Chapter 2

2.8K 143 0
                                    

***

"Well, Justin. Kurasa aku tidak bisa pulang karena aku telah bilang pada ayahku bahwa aku menginap di rumah temanku," jelasku terduduk di kursi ruang keluarga di lantai dua. Dari tadi aku menatapi foto-fotonya yang begitu indah. Dan sialnya, aku melihat salah satu fotonya yang tidak memakai pakaian atas sehingga tattoo mahkota yang berada di sebelah kiri dadanya terlihat. Itu benar-benar seksi. Well, mengapa Justin tidak memiliki ..mungkin setidaknya adik atau kakak? Orang tua? Tidak mungkin ia tidak memiliki orang tua. Justin bahkan hanya memiliki salah satu foto bersama dengan anjing Golden-nya yang besar itu. Itu sangat menarik, tapi yang ingin kulihat sekarang adalah foto dirinya bersama dengan orang lain. Apa dia anti-sosial? Tapi tidak mungkin. Ia adalah pengusaha. Pengusaha berarti ia memiliki banyak rekan kerja. Setidaknya satu atau dua teman. Baiklah, aku terlalu banyak berpikir. Justin muncul dari kamarnya dan membawakanku dua gelas air di tangannya.

"Minumlah," katanya sambil memberikan satu gelas padaku. Tentu saja aku langsung meraihnya, aku kehausan karena tenggorokanku baru saja terbakar oleh kebingungan. Kau mengerti maksudku bukan? Banyak pertanyaan, banyak bicara, banyak suara yang kukeluarkan hanya untuk berteriak-teriak padanya. Kuteguk satu gelas air ini hingga tinggal setengahnya. Mmmh, ini adalah air minum terlezat yang pernah kuminum. Kupejamkan mataku sejenak. Well, terlebih lagi air ini adalah air dingin. "Jadi, apa yang kaubilang pada ayahmu? Sebenarnya aku ingin membawamu pulang kembali, tapi kau bilang kau telah memberitahu ayahmu kalau kau menginap di rumah temanmu,"

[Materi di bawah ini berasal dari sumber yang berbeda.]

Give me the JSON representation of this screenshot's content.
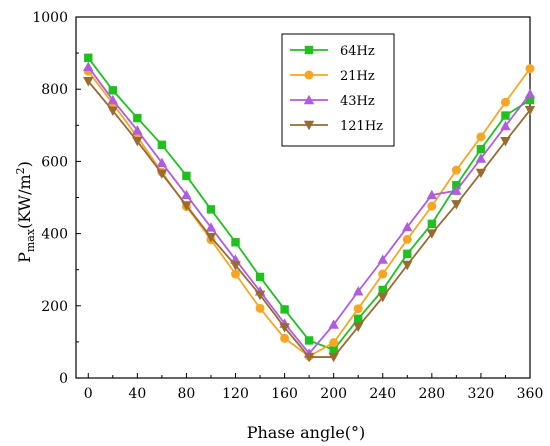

"Mhmm," gumamku, "sebenarnya, itu hanya kebohongan kecil di antara banyak kebohonganku pada ayahku. Oke, baiklah. Aku hanya berbohong kali ini pada orang tuaku karena suatu hal yang mendesak. Ini benar-benar aneh, tapi demi Tuhan aku ingin bertemu dengan Max malam ini! Namun yang kutemukan adalah Justin Drew Bieber! Apa kau kembaran dari Max? Apa Max ada di sini?"

Aku tak dapat menahan rasa keingintahuanku terhadap lelaki ini. Justin terkekeh. "Tidak, aku tidak memiliki kembaran. Kau ingin tahu mengapa aku mengaku bahwa diriku adalah Max?"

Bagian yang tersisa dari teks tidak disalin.